Bautagebuch: Die Gärtnerei aus Rechtenbach

Historische Aufnahme der Gärtnerei aus Rechtenbach

Historische Fachwerkbauten können im Freilichtmuseum Hessenpark seit über 40 Jahren bewundert werden. Mehr als 100 dörfliche Gebäude aus natürlichen Baustoffen wie Holz, Stein und Lehm bilden das Fundament des Museums. Nun wird der Hessenpark um ein Gebäude aus Stahl und Glas reicher: Nach rund einjähriger Planungs- und Vorbereitungszeit beginnt in Kürze in der Baugruppe Mittelhessen der Aufbau der Gärtnerei aus Hüttenberg-Rechtenbach. In unserem Bautagebuch berichten wir einmal im Monat über die Fortschritte auf der Baustelle.

11. April: Erster Spatenstich

Zum ersten Spatenstich am 11. April waren zahlreiche Gäste geladen. Mit von der Partie waren unter anderem Museumsleiter Jens Scheller, der Vorstandsvorsitzende des Förderkreises Jürgen Banzer, Norbert Breidenbach vom Vorstand der Mainova AG, der Erste Beigeordnete der Gemeinde Hüttenberg Rudi Weber und die ehemalige Besitzerfamilie Weidmann. Im Laufe des Monats Mai beginnen die Bauarbeiten. Jens Scheller freut sich auf den Zuwachs im Museumsgelände: „Historische Nutz- und Zierpflanzen werden – wie viele andere Bestandteile unseres kulturellen Erbes auch – im Hessenpark bewahrt und erlebbar gemacht. In der Gärtnerei aus Rechtenbach findet unsere Arbeit mit Kulturpflanzen endlich einen angemessenen Ort. Bald dürfen unsere Gäste Gewächshausluft schnuppern und sich auf eine neue wunderbare Attraktion freuen!“

18. Mai: Abbau am alten Standort abgeschlossen

Stroh zu Gold spinnen können auch die versiertesten Mitarbeiter des Hessenparks nicht, obwohl die Erhaltung alter handwerklicher Fertigkeiten zu den definierten Zielen des Museums gehört.
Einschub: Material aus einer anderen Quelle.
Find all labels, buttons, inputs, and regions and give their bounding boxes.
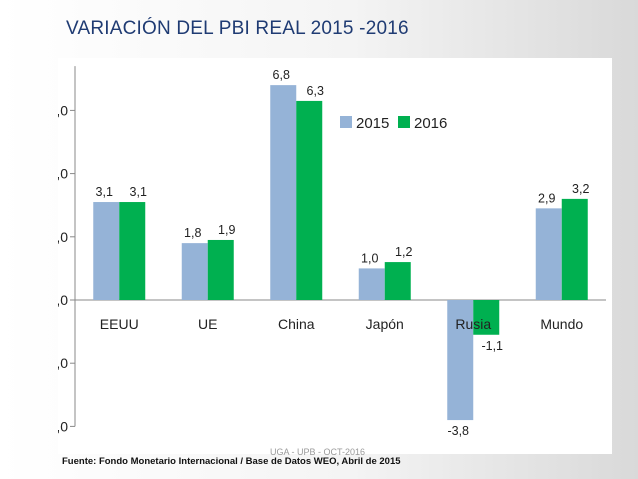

Im Rahmen eines Gärtnereiprojekts wird es aber immerhin gelingen, die über 50 Jahre alten Metallteile einer ehemaligen mittelhessischen Gärtnerei wieder zum Leben zu erwecken. In den wiedererrichteten Gewächshäusern werden wir in den nächsten Jahren gezielt alte und vom Aussterben bedrohte Nutzpflanzen kultivieren. Die Gebäude haben wir inzwischen in Hüttenberg Rechtenbach abgebaut und in Einzelteilen ins Museum nach Neu-Anspach transportiert. Dass sich hinter dem Berg aus Metallstreben und Bindern die ausgeklügelte Rahmenkonstruktion eines Gewächshauses verbirgt, lässt sich auf den ersten Blick kaum erahnen. Die Spezialisten, die mit dem Aufbau betraut werden, haben hoffentlich in ihrer Kindheit ausgiebig an Metallbaukästen trainiert. Wenn alles nach Plan läuft, können Besucher den fertiggestellten Rohbau nach den Sommerferien im Museum bewundern.